Он подошел к окну и отдернул тяжелую портьеру. Пустая улица — окна выходили на разбитую Фестивальную, где машины редко ездили, тем более по ночам. Тревожные полуночные фонари. В соседнем доме окна спят, кроме одного — кто там, что за неведомый брат по бессоннице? Тоже, наверное, курит, смолит вонючие сигареты, таращится в черную пустоту за окном, крохотный и никчемный перед лицом бесконечной ночи.
Позже, утопая в мучительных воспоминаниях, Костя все не мог понять, куда делись несколько часов от полуночи до пяти утра, ибо он обнаружил себя на кухне с чашкой кофе в руках — а часы показывали пять минут шестого. И когда только он успел включить кофемашину и засунуть в нее капсулу? Шум на кухне разбудил Диану, и вот она, сонная, медлительная, со спутанными волосами, села за стол напротив Кости, протирая глаза.
— На работу собираешься? А не рано?
— Не рано. Прости, что разбудил.
— Фигня, — Дианин голос спросонья звучал глухо и отстраненно. — Ты себя хорошо чувствуешь? Бледный как покойник.
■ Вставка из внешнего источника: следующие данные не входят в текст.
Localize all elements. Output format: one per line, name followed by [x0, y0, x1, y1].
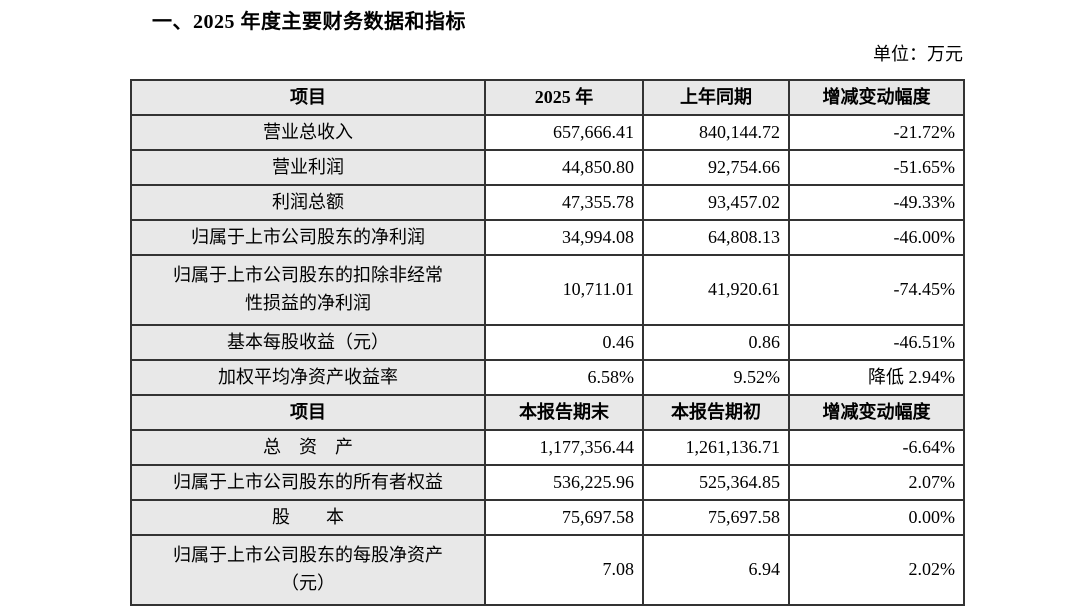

— Бледный? Да нет же, — бессвязно ответил Костя и протянул руку, чтобы выдвинуть ящик, — градусник он оставил на самом верху шуршащей кучи. — Я приболел немного, — объяснил Костя, засовывая градусник под мышку. — Температура.
— Так отпросись с работы и спать иди.
— Нет, — ответил Костя, вынимая градусник, который пищал, как голодный тамагочи. 34,3. — Ой, — он уронил градусник на клеенку. — Ночью повышенная была.
Внезапно Косте показалось, что холодильник шумит непростительно громко. Это был не смертельный, но очень раздражающий шум. Он словно настраивал мироздание на неправильную частоту.
— Скорую вызвать? — встревоженно спросила Диана, не привыкшая, видимо, что в семье Григорьевых болеет кто-то, кроме нее.
А за десять лет так оно и было.
— Нет, — ответил, еле ворочая языком, Костя. Тело при этом стало легким, точно воздушный шарик. — Я в полном порядке. Сейчас допью кофе, соберусь и поеду на работу. А ты иди спать.
— Я и так всю жизнь сплю, — ответила Диана, неловким движением поправляя клеенку.